Wir stehen vor einer Legislaturperiode der völlig neuen Art. In der ein ungeschriebenes Gesetz herrschen wird, eine Einschränkung für die Bundestagsabgeordneten, der sich etwa drei Viertel von ihnen aus eigenen Stücken unterworfen haben. Dies, obwohl sie sich dadurch in einer – womöglich auch mal kriegsentscheidenden Frage – selbst in eine Zwangsjacke gesteckt haben. Ein wichtiges parlamentarisches Instrument schmeißen sie einfach weg, ohne Not. Und bislang unausgesprochen. Doch die besagte Änderung steht wie ein Elefant im parlamentarischen und im medial-öffentlichen Raum.
Wir stehen auch in einer globalen Umbruchsituation, in der Herausforderungen auf die Tagesordnung kommen könnten, wie wir sie in der Nachkriegszeit noch nicht erlebt haben. Der Westen ist mindestens im Um-, wenn nicht im Zusammenbruch. Der Krieg aus dem Osten könnte immer näher zu uns heranrücken. Die weltweite Migrationskrise, von der auch Deutschland stark betroffen ist, verlangt neue, grundsätzliche Antworten. Dazu kommen weitere, vor allem hausgemachte Probleme der Wirtschaft und der Energieversorgung.
Die wahre Angst der „Demokraten“ ist eine andere
All das müssen wir die kommenden vier Jahre bewältigen. Dabei aber ab sofort hoffen und bangen, dass keine fundamentalen Entscheidungen im Bundestag getroffen werden müssen. Auf jeden Fall keine, für deren Lösung eine Zweidrittel-Mehrheit erforderlich wäre. Anträge oder Initiativen, die auf solche Entscheidungen hinausliefen, sind für Union, SPD und Grüne ab sofort tabu.

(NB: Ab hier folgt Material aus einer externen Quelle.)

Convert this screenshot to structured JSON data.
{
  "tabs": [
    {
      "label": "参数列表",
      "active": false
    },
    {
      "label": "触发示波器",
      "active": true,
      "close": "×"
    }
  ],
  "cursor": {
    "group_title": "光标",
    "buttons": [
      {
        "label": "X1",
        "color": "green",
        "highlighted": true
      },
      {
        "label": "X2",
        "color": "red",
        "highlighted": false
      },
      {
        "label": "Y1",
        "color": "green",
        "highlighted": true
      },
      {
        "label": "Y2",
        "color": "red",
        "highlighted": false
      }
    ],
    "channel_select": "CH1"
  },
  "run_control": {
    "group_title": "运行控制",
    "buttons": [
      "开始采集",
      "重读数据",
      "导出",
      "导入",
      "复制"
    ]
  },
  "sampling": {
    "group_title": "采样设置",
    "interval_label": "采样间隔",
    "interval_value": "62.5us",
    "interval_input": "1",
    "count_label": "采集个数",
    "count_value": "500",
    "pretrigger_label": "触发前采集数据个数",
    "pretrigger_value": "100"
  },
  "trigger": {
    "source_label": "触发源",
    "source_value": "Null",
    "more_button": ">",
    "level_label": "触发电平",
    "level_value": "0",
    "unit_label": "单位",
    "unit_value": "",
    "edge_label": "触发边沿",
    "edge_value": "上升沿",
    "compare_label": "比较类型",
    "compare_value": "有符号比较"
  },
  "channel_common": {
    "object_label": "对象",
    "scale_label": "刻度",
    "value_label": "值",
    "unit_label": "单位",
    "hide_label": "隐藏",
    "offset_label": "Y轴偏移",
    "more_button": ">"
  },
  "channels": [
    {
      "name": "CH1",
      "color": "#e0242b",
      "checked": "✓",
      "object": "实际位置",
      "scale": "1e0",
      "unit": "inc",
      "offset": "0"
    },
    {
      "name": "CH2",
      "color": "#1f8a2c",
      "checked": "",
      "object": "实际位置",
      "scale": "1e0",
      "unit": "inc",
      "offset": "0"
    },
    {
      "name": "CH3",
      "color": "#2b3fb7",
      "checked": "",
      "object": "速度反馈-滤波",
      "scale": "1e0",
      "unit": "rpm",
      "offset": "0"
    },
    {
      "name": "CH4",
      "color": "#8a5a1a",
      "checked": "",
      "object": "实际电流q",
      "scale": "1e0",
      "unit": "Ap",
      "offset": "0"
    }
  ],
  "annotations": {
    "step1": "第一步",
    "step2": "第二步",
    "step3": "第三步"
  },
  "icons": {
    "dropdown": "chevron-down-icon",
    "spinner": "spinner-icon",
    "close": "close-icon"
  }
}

Nein, nicht, weil sie fürchteten, dass diese Mehrheit wegen der seit der Wahl gegebenen Sperrminorität von AfD und Linken nicht zustande käme. Obwohl man gerade das ja dieser Tage aus der Diskussion um die Schuldenbremse herauslesen kann, oder besser: soll. Zwischen den Zeilen aber und aus der Erfahrung der letzten zwei Monate heraus darf man sich selbst zusammenreimen: Die weit größere Furcht besteht darin, dass solche Vorstöße ganz im Gegenteil erfolgreich sein könnten, also mit über zwei Dritteln der Stimmen aller Abgeordneten zu Gesetzesänderungen oder Beschlüssen führen könnten.

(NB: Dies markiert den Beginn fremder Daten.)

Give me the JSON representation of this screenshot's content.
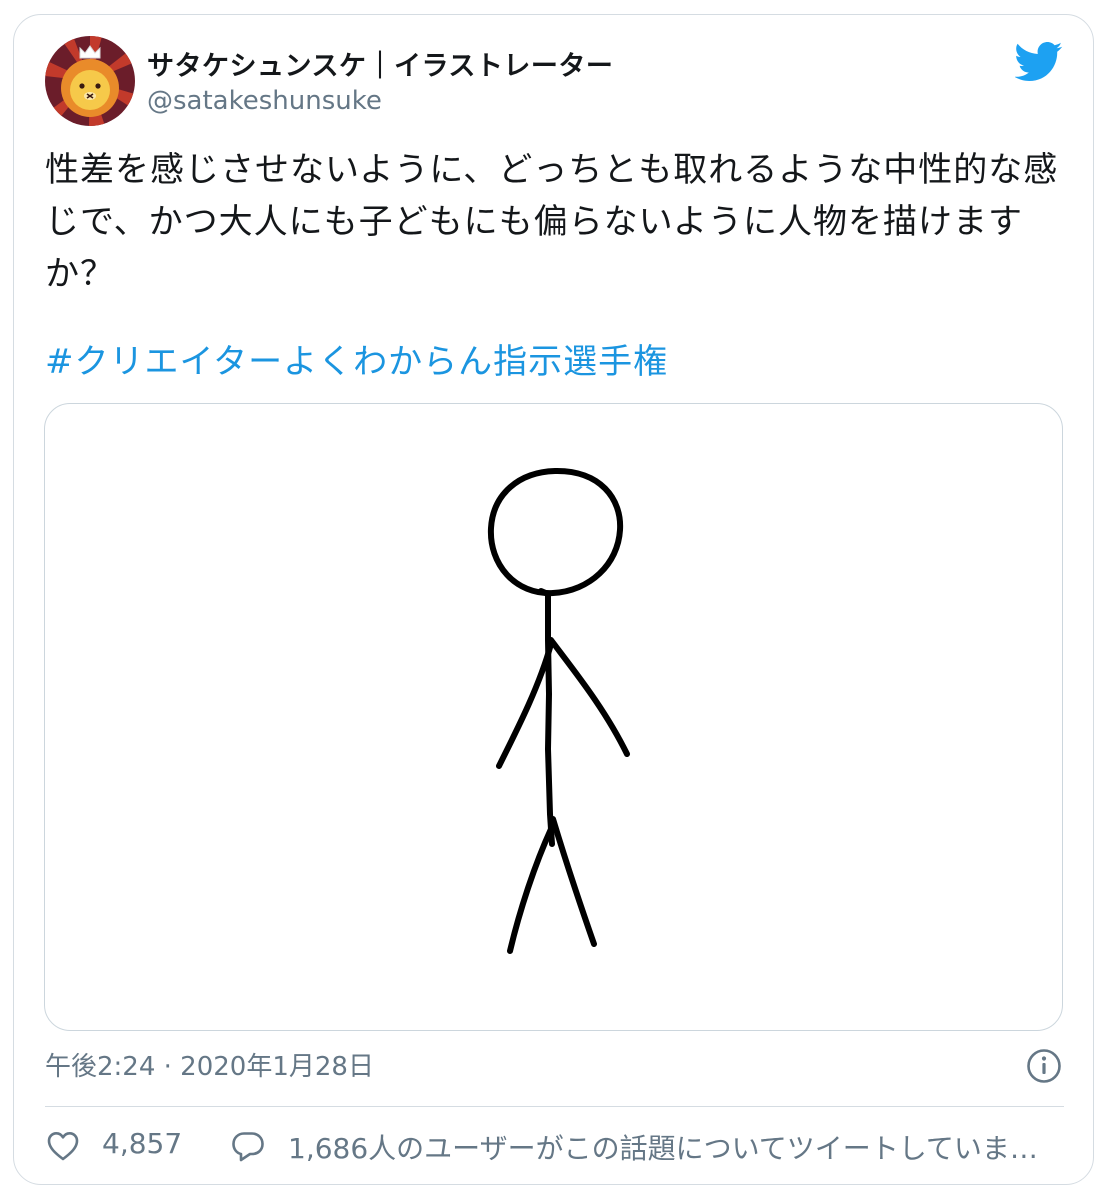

Also: Finger weg, wird die Devise lauten. Könnte doch eine erfolgreich erreichte Zweidrittelmehrheit bedeuten, dass womöglich die rechte AfD entscheidende Ja-Stimmen beigesteuert hätte. Oder die Kommunisten, Stalinisten, hiesige Vertreter der Hamas und wer sich noch alles tummelt in der Partei der Linken. Wobei letzteres wohl noch eher akzeptiert würde als ersteres. Die Brandmauer wäre jedenfalls dahin und damit „das Tor zur Hölle“ geöffnet, durch das SPD-Fraktionschef Rolf Mützenich im Januar schon mal geblickt hatte, als die AfD einer Initiative der Union einmal zustimmte.
Einen Vorgeschmack auf diese wohl anstehenden vier Jahre ganz grundsätzlich ohne Zweidrittel-Entscheidungen erleben wir gerade dieser Tage. Im Zuge der Debatte darüber nämlich, ob man nicht kurz vor Toresschluss noch die Schuldenbremse modifizieren könnte. Und dafür – entgegen allen demokratischen Gepflogenheiten – schnell den am vergangenen Sonntag abgewählten Bundestag noch einmal wiederbeleben sollte.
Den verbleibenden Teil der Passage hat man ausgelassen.